The concern is primarily for young children. Dental fluorosis, a condition that causes white spots or streaking on permanent teeth, can develop when children are regularly exposed to fluoride above 1.5 ppm during the years their teeth are forming (roughly up to age 8). This is why children’s toothpaste uses a lower concentration and why a rice-grain-sized amount is recommended for toddlers. The risk comes from swallowing toothpaste repeatedly over months, not from a single exposure. For adults, fluoride in toothpaste is one of the most effective tools against decay, and the safety margin is wide.
How to Read Your Toothpaste Label
Toothpaste labels list active ingredients (usually just fluoride) separately from inactive ingredients, which is where SLS, parabens, dyes, and carrageenan hide. The inactive list is ordered by concentration, so ingredients near the top are present in larger amounts. A few practical filters can help you choose a cleaner formula without overthinking it:
- Skip SLS if you get canker sores, peeling cheeks, or general mouth irritation after brushing.
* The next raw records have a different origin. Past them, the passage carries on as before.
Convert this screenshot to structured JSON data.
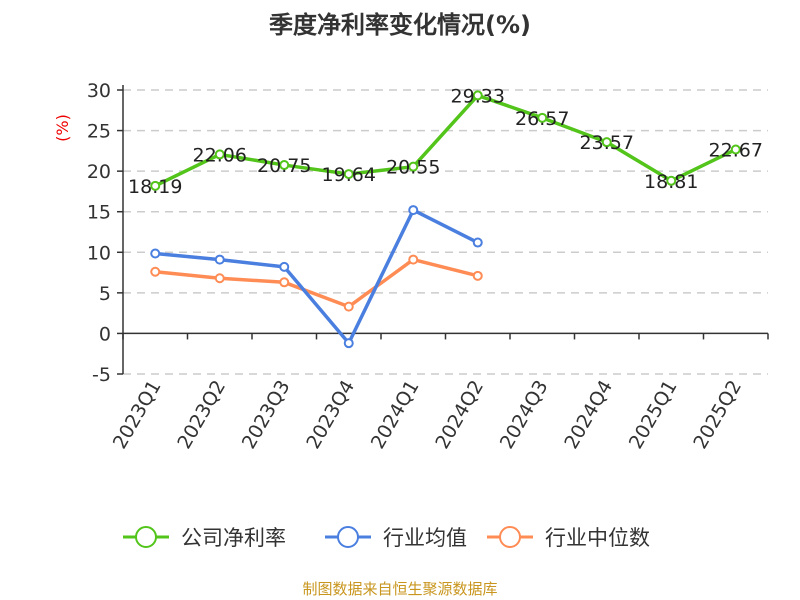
{
  "chart_data": {
    "type": "line",
    "title": "季度净利率变化情况(%)",
    "ylabel": "(%)",
    "xlabel": "",
    "ylim": [
      -5,
      30
    ],
    "yticks": [
      "-5",
      "0",
      "5",
      "10",
      "15",
      "20",
      "25",
      "30"
    ],
    "grid": true,
    "legend_position": "bottom",
    "categories": [
      "2023Q1",
      "2023Q2",
      "2023Q3",
      "2023Q4",
      "2024Q1",
      "2024Q2",
      "2024Q3",
      "2024Q4",
      "2025Q1",
      "2025Q2"
    ],
    "series": [
      {
        "name": "公司净利率",
        "color": "#52c41a",
        "values": [
          18.19,
          22.06,
          20.75,
          19.64,
          20.55,
          29.33,
          26.57,
          23.57,
          18.81,
          22.67
        ],
        "labels": [
          "18.19",
          "22.06",
          "20.75",
          "19.64",
          "20.55",
          "29.33",
          "26.57",
          "23.57",
          "18.81",
          "22.67"
        ]
      },
      {
        "name": "行业均值",
        "color": "#4a7fe0",
        "values": [
          9.85,
          9.1,
          8.2,
          -1.2,
          15.2,
          11.2,
          null,
          null,
          null,
          null
        ]
      },
      {
        "name": "行业中位数",
        "color": "#ff8c55",
        "values": [
          7.6,
          6.8,
          6.3,
          3.3,
          9.1,
          7.1,
          null,
          null,
          null,
          null
        ]
      }
    ],
    "source": "制图数据来自恒生聚源数据库"
  }
}
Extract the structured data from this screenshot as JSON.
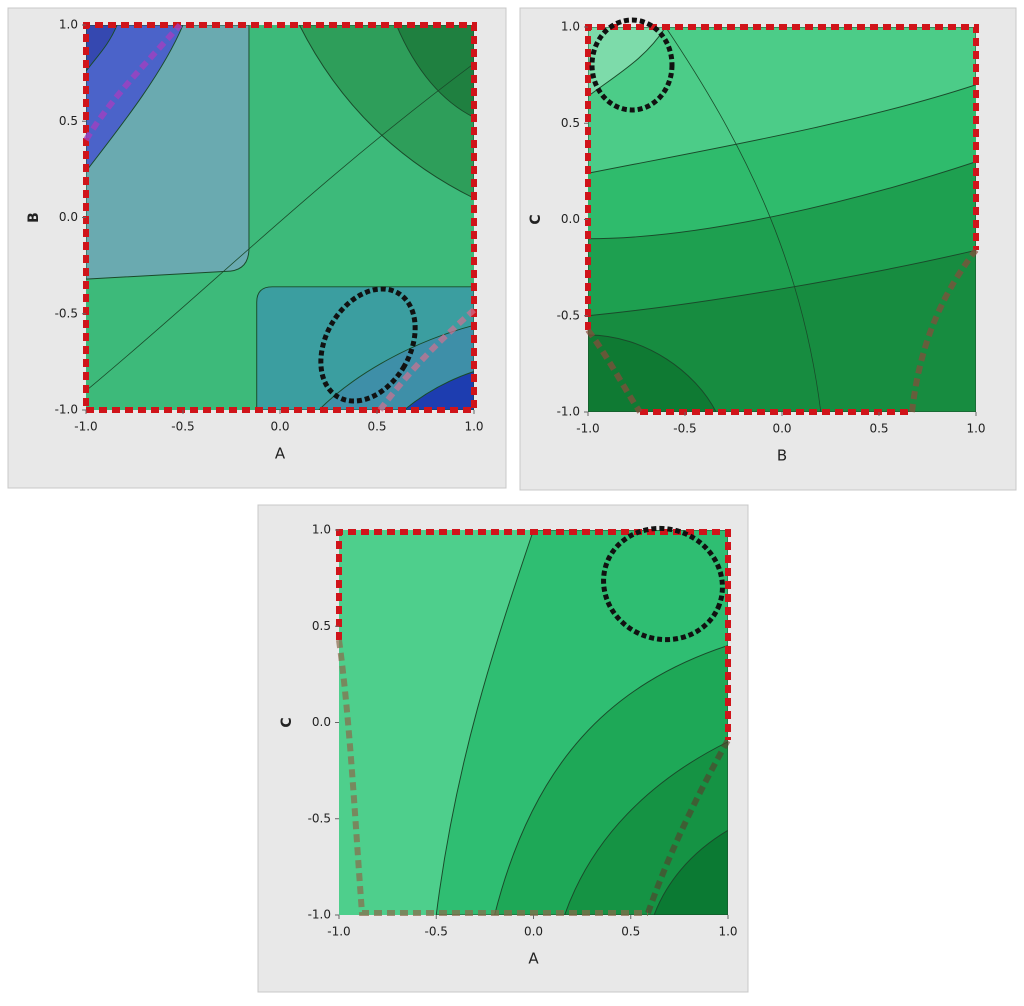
{
  "chart_data": [
    {
      "type": "contour",
      "xlabel": "A",
      "ylabel": "B",
      "xlim": [
        -1,
        1
      ],
      "ylim": [
        -1,
        1
      ],
      "xticks": [
        {
          "value": -1,
          "label": "-1.0"
        },
        -0.5,
        {
          "value": 0,
          "label": "0.0"
        },
        0.5,
        {
          "value": 1,
          "label": "1.0"
        }
      ],
      "yticks": [
        {
          "value": -1,
          "label": "-1.0"
        },
        -0.5,
        {
          "value": 0,
          "label": "0.0"
        },
        0.5,
        {
          "value": 1,
          "label": "1.0"
        }
      ]
    },
    {
      "type": "contour",
      "xlabel": "B",
      "ylabel": "C",
      "xlim": [
        -1,
        1
      ],
      "ylim": [
        -1,
        1
      ],
      "xticks": [
        {
          "value": -1,
          "label": "-1.0"
        },
        -0.5,
        {
          "value": 0,
          "label": "0.0"
        },
        0.5,
        {
          "value": 1,
          "label": "1.0"
        }
      ],
      "yticks": [
        {
          "value": -1,
          "label": "-1.0"
        },
        -0.5,
        {
          "value": 0,
          "label": "0.0"
        },
        0.5,
        {
          "value": 1,
          "label": "1.0"
        }
      ]
    },
    {
      "type": "contour",
      "xlabel": "A",
      "ylabel": "C",
      "xlim": [
        -1,
        1
      ],
      "ylim": [
        -1,
        1
      ],
      "xticks": [
        {
          "value": -1,
          "label": "-1.0"
        },
        -0.5,
        {
          "value": 0,
          "label": "0.0"
        },
        0.5,
        {
          "value": 1,
          "label": "1.0"
        }
      ],
      "yticks": [
        {
          "value": -1,
          "label": "-1.0"
        },
        -0.5,
        {
          "value": 0,
          "label": "0.0"
        },
        0.5,
        {
          "value": 1,
          "label": "1.0"
        }
      ]
    }
  ]
}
- Avoid bright colors to sidestep synthetic dyes that add nothing functional.
- Choose low-abrasivity pastes for daily use, especially if you have exposed roots or sensitive teeth. Whitening pastes are fine occasionally but rough on enamel as a daily habit.
- Check for “paraben-free” on the label if reducing endocrine disruptor exposure is a priority for you.
- Keep fluoride unless you have a specific reason to avoid it, since it remains the single most effective cavity-prevention ingredient available.